Mobil Knew: CEO Discusses Links Between Fossil Fuels and Climate Change in 20-Year-Old Footage

Culture

“We are not in anyway saying that greenhouse gases can be dismissed as a risk, or that climate change associated with the build-up of greenhouse gases can be dismissed on a scientific basis as being a non-event.” These words in themselves are not surprising—they are a basic statement of scientific fact. But their source is. They were spoken by then-CEO of Mobil Lucio Noto in 1998, one year before the company merged with Exxon. The new company would go on to put at least $16 million towards funding climate-denying advocacy groups and think tanks between 1998 and 2005.


A video of Noto’s speech, obtained by ThinkProgress and published by them Monday, has potential implications for various lawsuits attempting to hold fossil fuel companies like ExxonMobil accountable for the contribution their product has made to climate change.

Its release comes just less than a week after a judge threw out an Exxon lawsuit that attempted to block a probe by New York and Massachusetts into whether or not the company deceived investors about its knowledge of the risks posed by climate change.

In the video, Noto responded to employee concerns that Mobil had been too negative about the Kyoto agreement. He denied that the science was “closed” enough to justify taking “draconian steps tomorrow to reduce CO2 gases,” but did acknowledge greenhouse gases were a potential problem.

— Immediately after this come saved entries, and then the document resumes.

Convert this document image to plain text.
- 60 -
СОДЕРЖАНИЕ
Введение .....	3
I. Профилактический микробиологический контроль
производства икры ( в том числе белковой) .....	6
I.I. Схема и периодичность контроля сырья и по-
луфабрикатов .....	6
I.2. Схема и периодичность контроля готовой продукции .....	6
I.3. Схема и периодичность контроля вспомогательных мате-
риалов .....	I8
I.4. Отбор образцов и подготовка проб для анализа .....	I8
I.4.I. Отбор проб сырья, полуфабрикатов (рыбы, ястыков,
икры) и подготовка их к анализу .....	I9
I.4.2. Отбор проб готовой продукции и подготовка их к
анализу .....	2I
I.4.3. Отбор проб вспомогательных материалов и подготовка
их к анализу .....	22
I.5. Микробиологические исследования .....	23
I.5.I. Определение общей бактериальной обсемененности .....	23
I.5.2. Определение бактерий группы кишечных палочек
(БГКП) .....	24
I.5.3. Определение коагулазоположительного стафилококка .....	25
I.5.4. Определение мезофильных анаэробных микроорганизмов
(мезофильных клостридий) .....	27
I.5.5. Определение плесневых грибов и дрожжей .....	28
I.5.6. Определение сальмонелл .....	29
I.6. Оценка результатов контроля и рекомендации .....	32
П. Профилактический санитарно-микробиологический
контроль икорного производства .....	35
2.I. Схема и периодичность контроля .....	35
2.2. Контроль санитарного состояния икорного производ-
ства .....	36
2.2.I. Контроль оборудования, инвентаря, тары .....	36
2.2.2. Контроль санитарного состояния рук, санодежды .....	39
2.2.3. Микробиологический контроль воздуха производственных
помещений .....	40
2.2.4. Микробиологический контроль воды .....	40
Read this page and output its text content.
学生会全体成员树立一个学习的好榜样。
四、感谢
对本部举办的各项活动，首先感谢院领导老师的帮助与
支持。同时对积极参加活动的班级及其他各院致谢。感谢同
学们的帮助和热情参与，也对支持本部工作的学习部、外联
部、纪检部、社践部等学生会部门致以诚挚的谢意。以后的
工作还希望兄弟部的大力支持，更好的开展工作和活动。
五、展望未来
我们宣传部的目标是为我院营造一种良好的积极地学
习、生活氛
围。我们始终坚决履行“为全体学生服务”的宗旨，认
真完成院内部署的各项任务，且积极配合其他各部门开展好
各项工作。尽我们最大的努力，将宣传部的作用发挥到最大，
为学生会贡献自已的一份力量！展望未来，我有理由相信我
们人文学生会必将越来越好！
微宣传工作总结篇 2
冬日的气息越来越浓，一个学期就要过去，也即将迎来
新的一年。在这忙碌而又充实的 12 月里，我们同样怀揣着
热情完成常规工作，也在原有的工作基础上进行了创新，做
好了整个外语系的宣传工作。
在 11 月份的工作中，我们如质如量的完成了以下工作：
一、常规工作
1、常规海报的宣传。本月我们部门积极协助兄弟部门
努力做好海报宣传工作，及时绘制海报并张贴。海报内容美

Further, he acknowledged that both the extraction and consumer use of Mobil’s product might contribute to that problem.

“We’ve started an inventory of greenhouse gases that we are responsible for in our facilities,” he said, adding, “and that’s probably only five percent of the issue in Mobil’s case. Our customers using our products probably account for 95 percent of those emissions.”

President and CEO of the Center for International Environmental Law Carroll Muffett told ThinkProgress that it was significant that Noto had admitted the broader impacts of the use of Mobil’s product, calling the statement an “implicit, and potentially explicit acknowledgement, that the biggest impact of an oil company on the climate comes from the use of its product.”

However, Muffett pointed out that the video was not a “silver bullet” for cases like the lawsuit brought by San Francisco and Oakland against five oil producers, including Exxon, for climate-change-related damages.

Indeed, as ThinkProgress pointed out, Noto’s attempt to shift responsibility to customers echoes the tactic of Chevron‘s lawyer in a climate science tutorial ordered by the judge hearing that case last month.

In his presentation, Chevron lawyer Theodore Boutrous, Jr. acknowledged that climate change is human caused, but blamed population and economic growth for fueling emissions.

But Muffet said the video could be part of building a larger case that the oil company was aware of the environmental impacts of its product.

Vermont Law School climate litigation expert Pat Parenteau agreed.

“They were in a position to do something about it, they didn’t do anything about it,” Parenteau told ThinkProgress. “They deceived the public about it and now we live with the consequences.”

Parenteau added that he thought the video could “play big” in court. “If you can get these facts in front of a jury in a state court of California, watch out,” he told ThinkProgress.